HERSHEY’S Commitment to Human Rights
The Hershey Company was founded on the principle of doing well by doing good and for more than 125 years, we have operated our business understanding that we are integral members of the communities where we live and work. The Hershey Company’s human rights policy outlines our commitment to respect human rights throughout our value chain and is part of our global sustainability strategy, The Shared Goodness Promise.
To learn more, read our policy.
For additional insights into our Human Rights work:
Salient Human Rights Issues
Human Rights Saliency Assessment
We identified and prioritized the most significant human rights risks to individuals throughout our value chain so we can better focus our policies and programs that have the biggest impact on people touched by our business activities.

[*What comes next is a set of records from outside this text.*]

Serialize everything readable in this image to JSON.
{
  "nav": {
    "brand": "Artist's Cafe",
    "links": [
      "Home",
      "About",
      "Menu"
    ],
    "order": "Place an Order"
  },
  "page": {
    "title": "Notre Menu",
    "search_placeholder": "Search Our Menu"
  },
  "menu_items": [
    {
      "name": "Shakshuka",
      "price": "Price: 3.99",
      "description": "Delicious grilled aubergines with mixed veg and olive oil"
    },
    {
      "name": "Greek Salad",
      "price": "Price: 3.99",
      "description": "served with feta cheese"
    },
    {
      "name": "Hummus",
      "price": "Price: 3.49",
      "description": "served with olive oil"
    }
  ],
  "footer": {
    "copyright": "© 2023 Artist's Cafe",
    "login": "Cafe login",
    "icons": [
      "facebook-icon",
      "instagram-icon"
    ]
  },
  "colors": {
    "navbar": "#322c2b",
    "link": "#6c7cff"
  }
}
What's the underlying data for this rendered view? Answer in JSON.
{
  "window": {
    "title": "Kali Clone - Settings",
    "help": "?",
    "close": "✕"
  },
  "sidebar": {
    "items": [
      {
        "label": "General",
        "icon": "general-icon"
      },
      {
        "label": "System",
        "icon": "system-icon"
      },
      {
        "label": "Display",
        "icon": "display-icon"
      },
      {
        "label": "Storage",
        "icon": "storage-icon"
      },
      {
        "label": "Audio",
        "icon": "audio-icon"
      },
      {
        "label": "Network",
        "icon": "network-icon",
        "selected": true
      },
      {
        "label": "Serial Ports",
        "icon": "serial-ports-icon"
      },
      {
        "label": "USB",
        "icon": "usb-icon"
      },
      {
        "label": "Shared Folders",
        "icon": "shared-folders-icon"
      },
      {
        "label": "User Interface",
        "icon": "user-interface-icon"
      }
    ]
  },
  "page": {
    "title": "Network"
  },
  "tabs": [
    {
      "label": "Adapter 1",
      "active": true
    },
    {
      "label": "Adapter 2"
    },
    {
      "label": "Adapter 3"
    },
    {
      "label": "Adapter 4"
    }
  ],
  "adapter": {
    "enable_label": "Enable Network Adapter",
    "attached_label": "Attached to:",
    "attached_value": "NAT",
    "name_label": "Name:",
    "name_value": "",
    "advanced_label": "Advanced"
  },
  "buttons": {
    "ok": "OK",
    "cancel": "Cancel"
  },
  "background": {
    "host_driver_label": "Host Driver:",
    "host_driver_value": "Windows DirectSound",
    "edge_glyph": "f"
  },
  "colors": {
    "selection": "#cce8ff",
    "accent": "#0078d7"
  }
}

Our first Human Rights Saliency assessment in 2018 helped us prioritize the company’s most pressing human rights issues. We conducted our assessment in line with the UN Guiding Principles Reporting Framework and with the assistance of an independent third party. This process included:
- Desk-based research including a review of relevant internal policies and procedures, peer review benchmarking, and a media scan
- Internal and external stakeholder interviews including a diverse cross-section of Hershey leaders as well as representatives from labor and nonprofit organizations, our suppliers, investors, and governmental bodies
- A workshop with internal and external stakeholders to review research findings and prioritize our list of salient issues.
Salient Issue Definitions
Access to Grievance Mechanisms: Access to formal, legal, and nonlegal/operational complaint processes for stakeholders throughout the entire value chain.
Access to Water and Sanitation: Access to sufficient, safe, accessible, physically accessible, and affordable water and sanitation services for personal and domestic use.
Child Labor: The worst forms of child labor as defined by the International Labor Organization (ILO) conventions 138 and 182.
Climate Change: The effects of climate change on the environment on health and human rights.
Deforestation: The effects of deforestation and land clearance on human rights.
Forced Labor and Human Trafficking: As defined by the ILO including work or service which is exacted from any person under the threat of a penalty and for which the person has not offered himself or herself voluntarily.
Land Rights and Acquisition: Customary land rights and associated processes for acquisition and development, particularly for farmers and indigenous populations.
Living Wage & Income: A wage and or income level that allows all members of the household to afford a decent standard of living.
Safety & Health: To provide a safe and healthy workplace in line with applicable safety and health laws and regulations, in consultation with employees.
Women's Rights & Empowerment: The universality of all rights, including for women.
In addition to our salient issues we also identified children’s rights and environmental health and justice as two additional issues to closely monitor as they are likely to grow in importance in the near-term.
2019 Human Rights Programming and Goals
Respecting human rights is a journey, and our approach and management of human rights issues will evolve and mature. To uphold our human rights commitments, Hershey is developing and implementing the following activities in 2019.
- Further analysis of salient Issues: We will conduct further research and analysis of our salient issues in priority value chains and geographies to deepen our understanding of risks and opportunities for impact. This research will inform and prioritize KPIs and action plans for future program work.
- Build employee awareness and understanding of human rights across the enterprise: We will communicate our new human rights policy to all Hershey employees and begin integrating human rights training into employee orientation and onboarding programs. We will identify specific training needs and begin to develop training programs for key functions such as procurement & manufacturing, amongst others.
- Update our Supplier Code of Conduct: We will revisit our supplier code of conduct in light of our saliency assessment and review our requirements on topics such as ethical recruitment practices, access to grievance mechanisms, and supplier diversity amongst others.
- Strengthen our social audit program: We will strengthen our supplier social audit program in light of our saliency assessment by revisiting risk criteria
Partnerships & Collaboration
We recognize that many of our salient human rights issues stem from socio-economic and cultural barriers that no one company or organization alone can solve. Our partnerships with nonprofit organizations and pre-competitive industry collaborations play a critical role in informing, implementing and evolving our human rights policies and programs. Some of our key collaborations include:
- Our membership in the World Cocoa Foundation and participation in key industry initiatives such as Cocoa Action and the Cocoa & Forest Initiative
- Serving on the board and as active members of the International Cocoa Initiative (ICI)
- Leveraging industry best practices through our membership in AIM-Progress where we are active participants in the Human Rights Working Group
- Collecting and sharing social compliance data and best practices as members of SEDEX
- Working with nonprofit organizations such as The Rainforest Alliance, Fair Trade USA, the Roundtable on Sustainable Palm Oil (RSPO), and The Earthworm Foundation (formally TFT) to responsibly source ingredients in key value chains
- Our membership in Ceres and active engagement with peers and the investor community on fundamental ESG issues including human rights
Our Global Sustainability Team manages human rights at Hershey. This includes senior leaders from across the business and is led by the Senior Director of Global Sustainability. All sustainability efforts, including human rights, are directly overseen by the Sustainability Steering Committee, which is comprised of Vice Presidents from across all major business functions. Ultimate oversight for human rights falls within our Board of Directors and our Executive Committee (which includes our CEO and the CEO’s direct reports) who are briefed on an annual and bi-annual basis, respectively.